John Pepper cropped
CYC founder John Pepper looks back on the pivotal moment that inspired him to create Cincinnati Youth Collaborative. 

It was one of those dinners which I wished I didn’t have to attend, coming at the end of a long day, with an unknown speaker and an associated reception and likely “small talk,” which I always wished was over before it began.

It was 1986. I was serving as a member of the board for the National Alliance of Business. We were at a hotel to listen to a talk by then-Assistant Secretary of Labor, Roger Semerad.

That talk changed my life. Semerad discussed the challenge our nation would face if we could not radically change the path of the development of our youth. He pointed to a fast-changing world that would require greater education and preparation for our youth, preparation and education he identified as sorely lacking. He pointed to gaps between what our nation was accomplishing in youth development and what other countries were accomplishing. I had been out of the country for much of the previous five years, and had been so totally consumed by my work and family that I paid little attention to the subject.

He alarmed me. I approached Semerad after his talk and told him that if his purpose had been to sound an alarm bell, he had certainly done that, at least for me. I asked him what solutions and actions he suggested. He had some compelling answers, and I returned to Cincinnati committed to see if there was a way that we, at least in our own community, could take action to address this challenge.

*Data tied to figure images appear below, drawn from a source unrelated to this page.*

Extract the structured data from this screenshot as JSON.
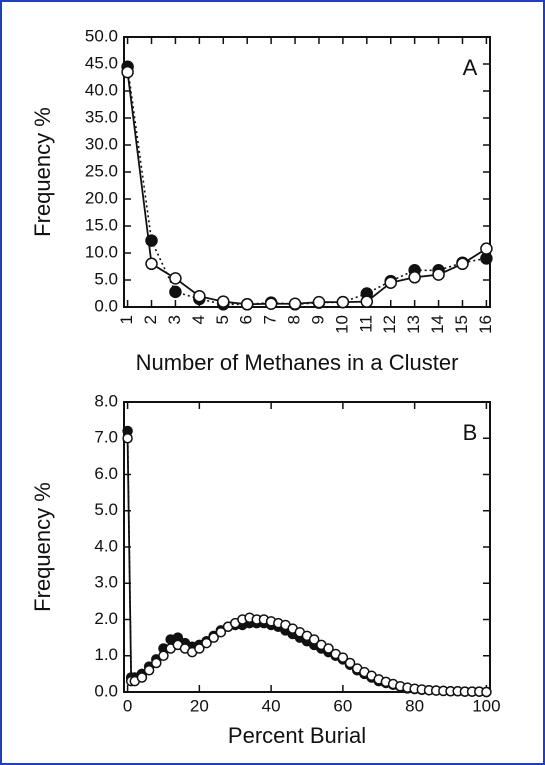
{
  "chart_data": [
    {
      "type": "line",
      "panel_label": "A",
      "x_label": "Number of Methanes in a Cluster",
      "y_label": "Frequency %",
      "x": [
        1,
        2,
        3,
        4,
        5,
        6,
        7,
        8,
        9,
        10,
        11,
        12,
        13,
        14,
        15,
        16
      ],
      "xlim": [
        0.85,
        16.15
      ],
      "xticks": [
        1,
        2,
        3,
        4,
        5,
        6,
        7,
        8,
        9,
        10,
        11,
        12,
        13,
        14,
        15,
        16
      ],
      "ylim": [
        0,
        50
      ],
      "yticks": [
        {
          "value": 0,
          "label": "0.0"
        },
        {
          "value": 5,
          "label": "5.0"
        },
        {
          "value": 10,
          "label": "10.0"
        },
        {
          "value": 15,
          "label": "15.0"
        },
        {
          "value": 20,
          "label": "20.0"
        },
        {
          "value": 25,
          "label": "25.0"
        },
        {
          "value": 30,
          "label": "30.0"
        },
        {
          "value": 35,
          "label": "35.0"
        },
        {
          "value": 40,
          "label": "40.0"
        },
        {
          "value": 45,
          "label": "45.0"
        },
        {
          "value": 50,
          "label": "50.0"
        }
      ],
      "series": [
        {
          "color": "#111111",
          "marker": "open",
          "line_style": "solid",
          "values": [
            43.5,
            8.0,
            5.3,
            2.0,
            1.0,
            0.5,
            0.6,
            0.6,
            0.9,
            0.9,
            1.0,
            4.5,
            5.5,
            6.0,
            8.0,
            10.8
          ]
        },
        {
          "color": "#111111",
          "marker": "filled",
          "line_style": "dotted",
          "values": [
            44.5,
            12.3,
            2.8,
            1.5,
            0.5,
            0.5,
            0.8,
            0.5,
            0.8,
            0.9,
            2.5,
            4.8,
            6.8,
            6.8,
            8.2,
            9.0
          ]
        }
      ]
    },
    {
      "type": "line",
      "panel_label": "B",
      "x_label": "Percent Burial",
      "y_label": "Frequency %",
      "x": [
        0,
        1,
        2,
        4,
        6,
        8,
        10,
        12,
        14,
        16,
        18,
        20,
        22,
        24,
        26,
        28,
        30,
        32,
        34,
        36,
        38,
        40,
        42,
        44,
        46,
        48,
        50,
        52,
        54,
        56,
        58,
        60,
        62,
        64,
        66,
        68,
        70,
        72,
        74,
        76,
        78,
        80,
        82,
        84,
        86,
        88,
        90,
        92,
        94,
        96,
        98,
        100
      ],
      "xlim": [
        -1,
        101
      ],
      "xticks": [
        0,
        20,
        40,
        60,
        80,
        100
      ],
      "ylim": [
        0,
        8
      ],
      "yticks": [
        {
          "value": 0,
          "label": "0.0"
        },
        {
          "value": 1,
          "label": "1.0"
        },
        {
          "value": 2,
          "label": "2.0"
        },
        {
          "value": 3,
          "label": "3.0"
        },
        {
          "value": 4,
          "label": "4.0"
        },
        {
          "value": 5,
          "label": "5.0"
        },
        {
          "value": 6,
          "label": "6.0"
        },
        {
          "value": 7,
          "label": "7.0"
        },
        {
          "value": 8,
          "label": "8.0"
        }
      ],
      "series": [
        {
          "color": "#111111",
          "marker": "open",
          "line_style": "solid",
          "values": [
            7.0,
            0.3,
            0.3,
            0.4,
            0.6,
            0.8,
            1.0,
            1.2,
            1.3,
            1.2,
            1.1,
            1.2,
            1.35,
            1.5,
            1.65,
            1.8,
            1.9,
            2.0,
            2.05,
            2.0,
            2.0,
            1.95,
            1.9,
            1.85,
            1.75,
            1.65,
            1.55,
            1.45,
            1.3,
            1.2,
            1.05,
            0.95,
            0.8,
            0.65,
            0.55,
            0.45,
            0.35,
            0.28,
            0.22,
            0.16,
            0.12,
            0.09,
            0.07,
            0.05,
            0.04,
            0.03,
            0.02,
            0.02,
            0.01,
            0.01,
            0.01,
            0.0
          ]
        },
        {
          "color": "#111111",
          "marker": "filled",
          "line_style": "dotted",
          "values": [
            7.2,
            0.4,
            0.4,
            0.5,
            0.7,
            0.9,
            1.2,
            1.45,
            1.5,
            1.35,
            1.25,
            1.3,
            1.4,
            1.55,
            1.7,
            1.8,
            1.85,
            1.85,
            1.9,
            1.9,
            1.9,
            1.85,
            1.8,
            1.7,
            1.6,
            1.5,
            1.4,
            1.3,
            1.2,
            1.1,
            1.0,
            0.9,
            0.75,
            0.6,
            0.5,
            0.4,
            0.3,
            0.25,
            0.2,
            0.15,
            0.1,
            0.08,
            0.06,
            0.05,
            0.04,
            0.03,
            0.02,
            0.02,
            0.01,
            0.01,
            0.01,
            0.0
          ]
        }
      ]
    }
  ]
}
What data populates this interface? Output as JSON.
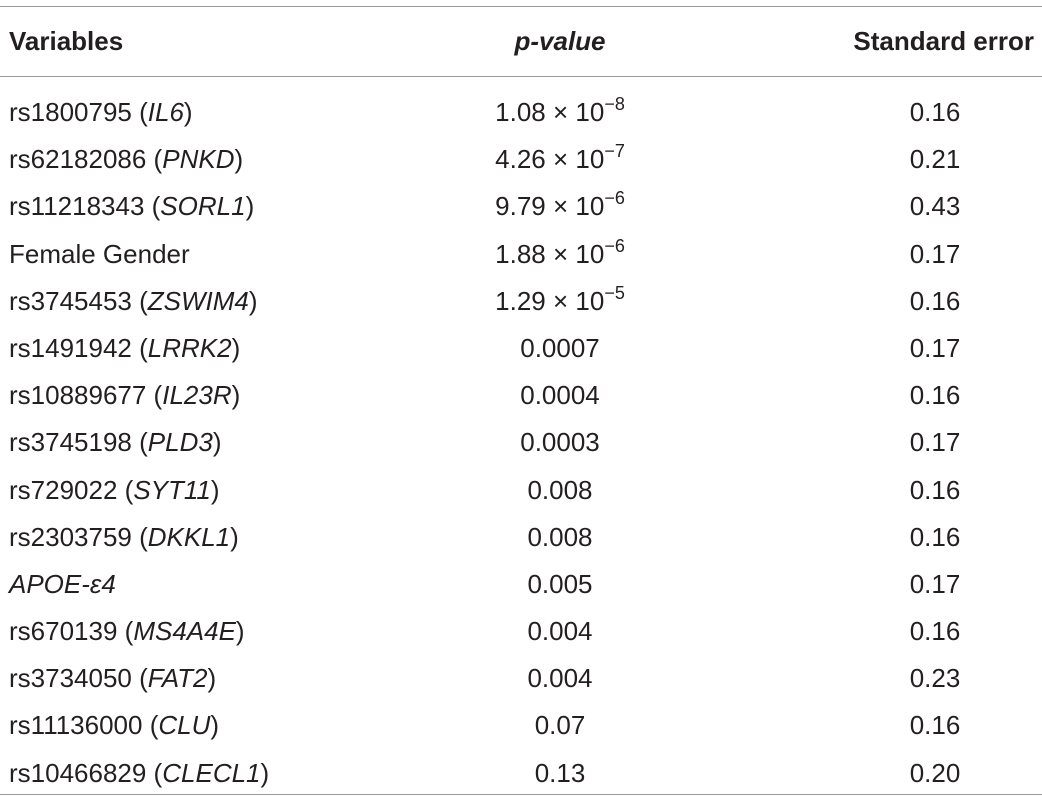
{
  "header": {
    "col_variables": "Variables",
    "col_pvalue": "p-value",
    "col_se": "Standard error"
  },
  "rows": [
    {
      "prefix": "rs1800795 (",
      "gene": "IL6",
      "suffix": ")",
      "p_mant": "1.08 × 10",
      "p_exp": "−8",
      "p_plain": "",
      "se": "0.16"
    },
    {
      "prefix": "rs62182086 (",
      "gene": "PNKD",
      "suffix": ")",
      "p_mant": "4.26 × 10",
      "p_exp": "−7",
      "p_plain": "",
      "se": "0.21"
    },
    {
      "prefix": "rs11218343 (",
      "gene": "SORL1",
      "suffix": ")",
      "p_mant": "9.79 × 10",
      "p_exp": "−6",
      "p_plain": "",
      "se": "0.43"
    },
    {
      "prefix": "Female Gender",
      "gene": "",
      "suffix": "",
      "p_mant": "1.88 × 10",
      "p_exp": "−6",
      "p_plain": "",
      "se": "0.17"
    },
    {
      "prefix": "rs3745453 (",
      "gene": "ZSWIM4",
      "suffix": ")",
      "p_mant": "1.29 × 10",
      "p_exp": "−5",
      "p_plain": "",
      "se": "0.16"
    },
    {
      "prefix": "rs1491942 (",
      "gene": "LRRK2",
      "suffix": ")",
      "p_mant": "",
      "p_exp": "",
      "p_plain": "0.0007",
      "se": "0.17"
    },
    {
      "prefix": "rs10889677 (",
      "gene": "IL23R",
      "suffix": ")",
      "p_mant": "",
      "p_exp": "",
      "p_plain": "0.0004",
      "se": "0.16"
    },
    {
      "prefix": "rs3745198 (",
      "gene": "PLD3",
      "suffix": ")",
      "p_mant": "",
      "p_exp": "",
      "p_plain": "0.0003",
      "se": "0.17"
    },
    {
      "prefix": "rs729022 (",
      "gene": "SYT11",
      "suffix": ")",
      "p_mant": "",
      "p_exp": "",
      "p_plain": "0.008",
      "se": "0.16"
    },
    {
      "prefix": "rs2303759 (",
      "gene": "DKKL1",
      "suffix": ")",
      "p_mant": "",
      "p_exp": "",
      "p_plain": "0.008",
      "se": "0.16"
    },
    {
      "prefix": "",
      "gene": "APOE-ε4",
      "suffix": "",
      "p_mant": "",
      "p_exp": "",
      "p_plain": "0.005",
      "se": "0.17"
    },
    {
      "prefix": "rs670139 (",
      "gene": "MS4A4E",
      "suffix": ")",
      "p_mant": "",
      "p_exp": "",
      "p_plain": "0.004",
      "se": "0.16"
    },
    {
      "prefix": "rs3734050 (",
      "gene": "FAT2",
      "suffix": ")",
      "p_mant": "",
      "p_exp": "",
      "p_plain": "0.004",
      "se": "0.23"
    },
    {
      "prefix": "rs11136000 (",
      "gene": "CLU",
      "suffix": ")",
      "p_mant": "",
      "p_exp": "",
      "p_plain": "0.07",
      "se": "0.16"
    },
    {
      "prefix": "rs10466829 (",
      "gene": "CLECL1",
      "suffix": ")",
      "p_mant": "",
      "p_exp": "",
      "p_plain": "0.13",
      "se": "0.20"
    }
  ]
}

I formed a network, person by person: fellow business leaders, then Vice Mayor Ken Blackwell, and some folks from Cincinnati Public Schools whom I had come to know. About a year later we had created a very strong committee of business leaders, including Joe Pichler, then CEO of Kroger, John Barrett, then CEO of Western-Southern, and a lawyer who I came to greatly respect, Nelson Schwab. Together, we launched Cincinnati Youth Collaborative, dedicated to giving young people the experience and support needed to enable them to graduate from high school and go on to post-secondary education or a good career.

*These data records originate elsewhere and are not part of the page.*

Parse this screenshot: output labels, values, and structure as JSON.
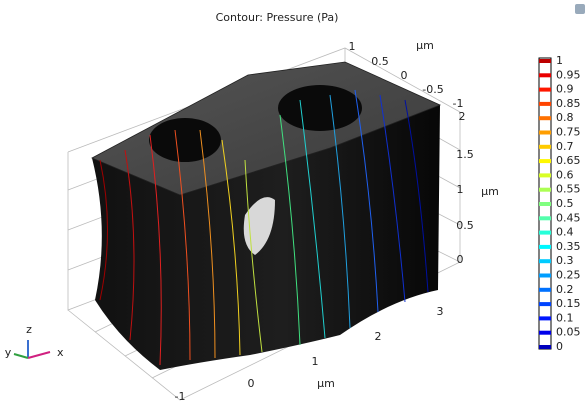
{
  "title": "Contour: Pressure (Pa)",
  "axes": {
    "y": {
      "ticks": [
        "1",
        "0.5",
        "0",
        "-0.5",
        "-1"
      ],
      "unit": "μm"
    },
    "z": {
      "ticks": [
        "2",
        "1.5",
        "1",
        "0.5",
        "0"
      ],
      "unit": "μm"
    },
    "x": {
      "ticks": [
        "3",
        "2",
        "1",
        "0",
        "-1"
      ],
      "unit": "μm"
    }
  },
  "triad": {
    "x": "x",
    "y": "y",
    "z": "z"
  },
  "colorbar": {
    "ticks": [
      1,
      0.95,
      0.9,
      0.85,
      0.8,
      0.75,
      0.7,
      0.65,
      0.6,
      0.55,
      0.5,
      0.45,
      0.4,
      0.35,
      0.3,
      0.25,
      0.2,
      0.15,
      0.1,
      0.05,
      0
    ],
    "lim": [
      0,
      1
    ]
  }
}
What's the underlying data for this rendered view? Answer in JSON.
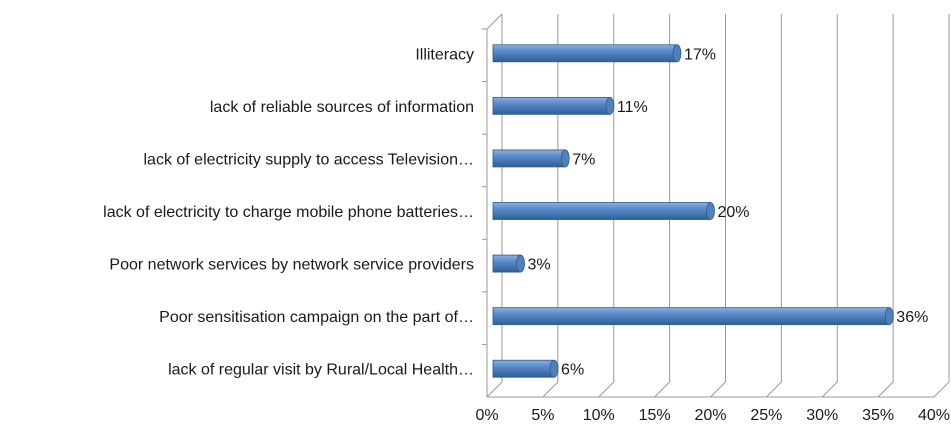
{
  "chart_data": {
    "type": "bar",
    "orientation": "horizontal",
    "style": "3d",
    "categories": [
      "Illiteracy",
      "lack of reliable sources of information",
      "lack of electricity supply to access Television…",
      "lack of electricity to charge mobile phone batteries…",
      "Poor network services by network service providers",
      "Poor sensitisation campaign on the part of…",
      "lack of regular visit by Rural/Local Health…"
    ],
    "values": [
      17,
      11,
      7,
      20,
      3,
      36,
      6
    ],
    "value_labels": [
      "17%",
      "11%",
      "7%",
      "20%",
      "3%",
      "36%",
      "6%"
    ],
    "xlim": [
      0,
      40
    ],
    "xticks": [
      "0%",
      "5%",
      "10%",
      "15%",
      "20%",
      "25%",
      "30%",
      "35%",
      "40%"
    ],
    "title": "",
    "xlabel": "",
    "ylabel": "",
    "grid": true,
    "legend": "none",
    "colors": {
      "bar": "#4f81bd",
      "bar_dark": "#2c5a8c",
      "bar_light": "#8fb0dc",
      "grid": "#9a9a9a"
    }
  }
}
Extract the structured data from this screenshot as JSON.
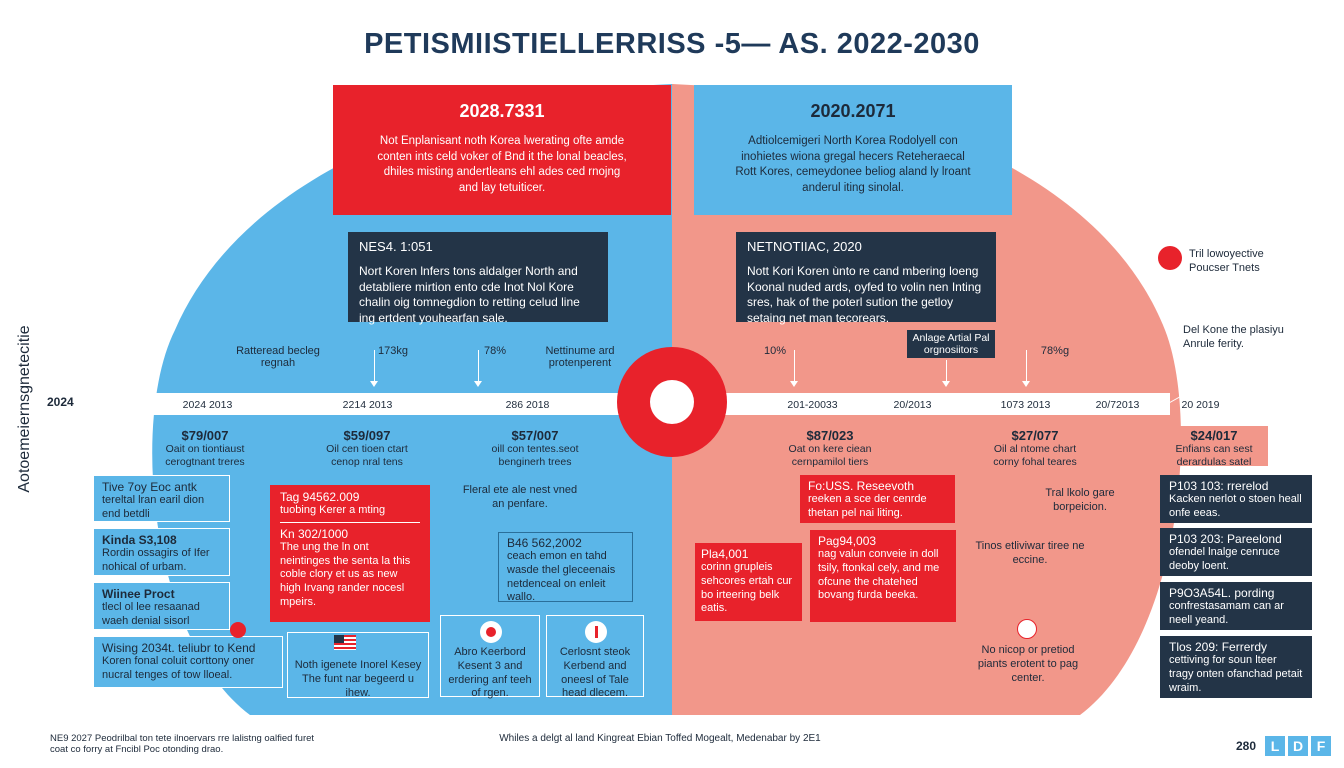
{
  "title": "PETISMIISTIELLERRISS -5— AS. 2022-2030",
  "colors": {
    "blue": "#5bb6e8",
    "red": "#e8222b",
    "pink": "#f2978a",
    "navy": "#233447"
  },
  "left_axis": {
    "vertical_label": "Aotoemeiernsgnetecitie",
    "year": "2024"
  },
  "top_left_box": {
    "title": "2028.7331",
    "body": "Not Enplanisant noth Korea lwerating ofte amde conten ints celd voker of Bnd it the lonal beacles, dhiles misting andertleans ehl ades ced rnojng and lay tetuiticer."
  },
  "top_right_box": {
    "title": "2020.2071",
    "body": "Adtiolcemigeri North Korea Rodolyell con inohietes wiona gregal hecers Reteheraecal Rott Kores, cemeydonee beliog aland ly lroant anderul iting sinolal."
  },
  "mid_left_box": {
    "title": "NES4. 1:051",
    "body": "Nort Koren lnfers tons aldalger North and detabliere mirtion ento cde Inot Nol Kore chalin oig tomnegdion to retting celud line ing ertdent youhearfan sale."
  },
  "mid_right_box": {
    "title": "NETNOTIIAC, 2020",
    "body": "Nott Kori Koren ùnto re cand mbering loeng Koonal nuded ards, oyfed to volin nen Inting sres, hak of the poterl sution the getloy setaing net man tecorears."
  },
  "timeline_labels": [
    {
      "text": "Ratteread becleg regnah"
    },
    {
      "text": "173kg"
    },
    {
      "text": "78%"
    },
    {
      "text": "Nettinume ard protenperent"
    },
    {
      "text": "10%"
    },
    {
      "text": "Anlage Artial Pal orgnosiitors"
    },
    {
      "text": "78%g"
    }
  ],
  "dates": [
    "2024 2013",
    "2214 2013",
    "286 2018",
    "201-20033",
    "20/2013",
    "1073 2013",
    "20/72013",
    "20 2019"
  ],
  "stats": [
    {
      "value": "$79/007",
      "desc": "Oait on tiontiaust cerogtnant treres"
    },
    {
      "value": "$59/097",
      "desc": "Oil cen tioen ctart cenop nral tens"
    },
    {
      "value": "$57/007",
      "desc": "oill con tentes.seot benginerh trees"
    },
    {
      "value": "$87/023",
      "desc": "Oat on kere ciean cernpamilol tiers"
    },
    {
      "value": "$27/077",
      "desc": "Oil al ntome chart corny fohal teares"
    },
    {
      "value": "$24/017",
      "desc": "Enfians can sest derardulas satel"
    }
  ],
  "left_stack": [
    {
      "title": "Tive 7oy Eoc antk",
      "body": "tereltal lran earil dion end betdli"
    },
    {
      "title": "Kinda S3,108",
      "body": "Rordin ossagirs of Ifer nohical of urbam."
    },
    {
      "title": "Wiinee Proct",
      "body": "tlecl ol lee resaanad waeh denial sisorl"
    },
    {
      "title": "Wising 2034t. teliubr to Kend",
      "body": "Koren fonal coluit corttony oner nucral tenges of tow lloeal."
    }
  ],
  "center_red_box": {
    "title": "Tag 94562.009",
    "subtitle": "tuobing Kerer a mting",
    "head2": "Kn 302/1000",
    "body": "The ung the ln ont neintinges the senta la this coble clory et us as new high Irvang rander nocesl mpeirs."
  },
  "center_text_1": "Fleral ete ale nest vned an penfare.",
  "center_navy_text": {
    "title": "B46 562,2002",
    "body": "ceach emon en tahd wasde thel gleceenais netdenceal on enleit wallo."
  },
  "bottom_left_cards": [
    {
      "icon": "us-flag-icon",
      "text": "Noth igenete Inorel Kesey The funt nar begeerd u ihew."
    },
    {
      "icon": "japan-flag-icon",
      "text": "Abro Keerbord Kesent 3 and erdering anf teeh of rgen."
    },
    {
      "icon": "canada-flag-icon",
      "text": "Cerlosnt steok Kerbend and oneesl of Tale head dlecem."
    }
  ],
  "right_red_1": {
    "title": "Fo:USS. Reseevoth",
    "body": "reeken a sce der cenrde thetan pel nai liting."
  },
  "right_red_2": {
    "title": "Pla4,001",
    "body": "corinn grupleis sehcores ertah cur bo irteering belk eatis."
  },
  "right_red_3": {
    "title": "Pag94,003",
    "body": "nag valun conveie in doll tsily, ftonkal cely, and me ofcune the chatehed bovang furda beeka."
  },
  "right_text_1": "Tral lkolo gare borpeicion.",
  "right_text_2": "Tinos etliviwar tiree ne eccine.",
  "right_text_3": "No nicop or pretiod piants erotent to pag center.",
  "right_stack": [
    {
      "title": "P103 103: rrerelod",
      "body": "Kacken nerlot o stoen heall onfe eeas."
    },
    {
      "title": "P103 203: Pareelond",
      "body": "ofendel lnalge cenruce deoby loent."
    },
    {
      "title": "P9O3A54L. pording",
      "body": "confrestasamam can ar neell yeand."
    },
    {
      "title": "Tlos 209: Ferrerdy",
      "body": "cettiving for soun lteer tragy onten ofanchad petait wraim."
    }
  ],
  "legend": {
    "label": "Tril lowoyective Poucser Tnets"
  },
  "right_note": "Del Kone the plasiyu Anrule ferity.",
  "footer_left": "NE9 2027 Peodrilbal ton tete ilnoervars rre lalistng oalfied furet coat co forry at Fncibl Poc otonding drao.",
  "footer_center": "Whiles a delgt al land Kingreat Ebian Toffed Mogealt, Medenabar by 2E1",
  "footer_number": "280",
  "footer_logo": [
    "L",
    "D",
    "F"
  ]
}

We were blessed to recruit Sister Jean Patrice Harrington, the former President of Mount Saint Joseph College, as our first President.

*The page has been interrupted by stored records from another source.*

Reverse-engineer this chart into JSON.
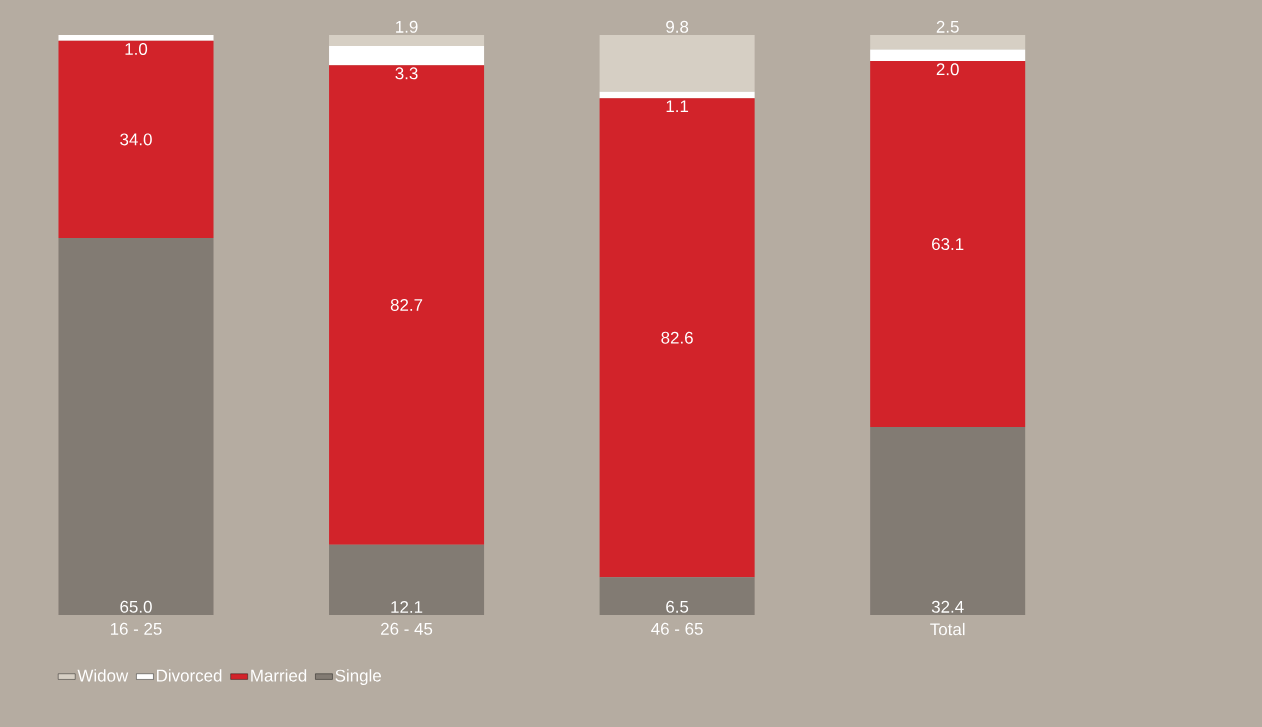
{
  "chart_data": {
    "type": "bar",
    "stacked": true,
    "legend": "bottom left",
    "categories": [
      "16 - 25",
      "26 - 45",
      "46 - 65",
      "Total"
    ],
    "series": [
      {
        "name": "Single",
        "color": "#827b73",
        "values": [
          65.0,
          12.1,
          6.5,
          32.4
        ],
        "value_labels": [
          "65.0",
          "12.1",
          "6.5",
          "32.4"
        ]
      },
      {
        "name": "Married",
        "color": "#d2232a",
        "values": [
          34.0,
          82.7,
          82.6,
          63.1
        ],
        "value_labels": [
          "34.0",
          "82.7",
          "82.6",
          "63.1"
        ]
      },
      {
        "name": "Divorced",
        "color": "#ffffff",
        "values": [
          1.0,
          3.3,
          1.1,
          2.0
        ],
        "value_labels": [
          "1.0",
          "3.3",
          "1.1",
          "2.0"
        ]
      },
      {
        "name": "Widow",
        "color": "#d6cfc4",
        "values": [
          null,
          1.9,
          9.8,
          2.5
        ],
        "value_labels": [
          null,
          "1.9",
          "9.8",
          "2.5"
        ]
      }
    ]
  }
}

We began with a broad agenda, including preschool education, teacher and principal training, and, what would become the core of our effort, the recruitment and support of mentors and tutors. All this was made possible thanks to our strong ties with the Cincinnati Public School system and local businesses.

John Pepper and CYC students, circa 1994
John Pepper and CYC students, circa 1994

It was an enormous amount of hard work, but the way the community rallied behind our mission was amazing.
Joe Pichler and John Barrett went out to raise what became $20 million for last-dollar scholarships. We brought an internal focus, with enormous help from Miriam West and Maria Cholak and, of course, CYC’s leaders: Sister Jean Patrice Harrington, then John Bryant, Myrtis Powell, and most recently, Jane Keller.

Cincinnati Youth Collaborative has brought so much to my life. My mentoring relationship with Kevin Andrew generated a heightened awareness of the power of family in enabling him to be the first in that family to go to college. My family and I attended his two weddings–one an African ceremony, the other a civil ceremony. We have come to know his lovely wife, Linda, and their children.

John Pepper and his mentee Kevin Andrew
John Pepper and his mentee Kevin Andrew, circa 2002

My involvement with CYC has taught me the enormous challenges people face and the two different worlds in which we can live, marked evermore by a chasm between disadvantage and need, and privilege and abundance.

CYC and its mentors have shown me the power of the human spirit and the contributions we make to one another—the fact that with support, just about everyone on this earth can succeed, and that providing that support is one of the greatest privileges any one of us can share.

CYC, as with so much else in my life, has shown me the importance of leadership. We’ve had six leaders of CYC over its now 28-year history. Four have been outstanding; two were miss-hires for which I was responsible. I can recall fewer greater learnings than the importance of taking ultimate care when it comes to appointing the leader of an organization, never being too hurried by a deadline to say, “No,” to someone whose credentials just don’t measure up to the task.

Above all, CYC shows the enormous responsibility we have as individuals, as a community, and as a nation, to support young people, from the earliest age, so that they have the opportunity to grow up and fulfill their potential. There is no excuse for allowing the future of a young child to be so largely predictable based on the zip code in which he or she is born. We can do better. We must do better.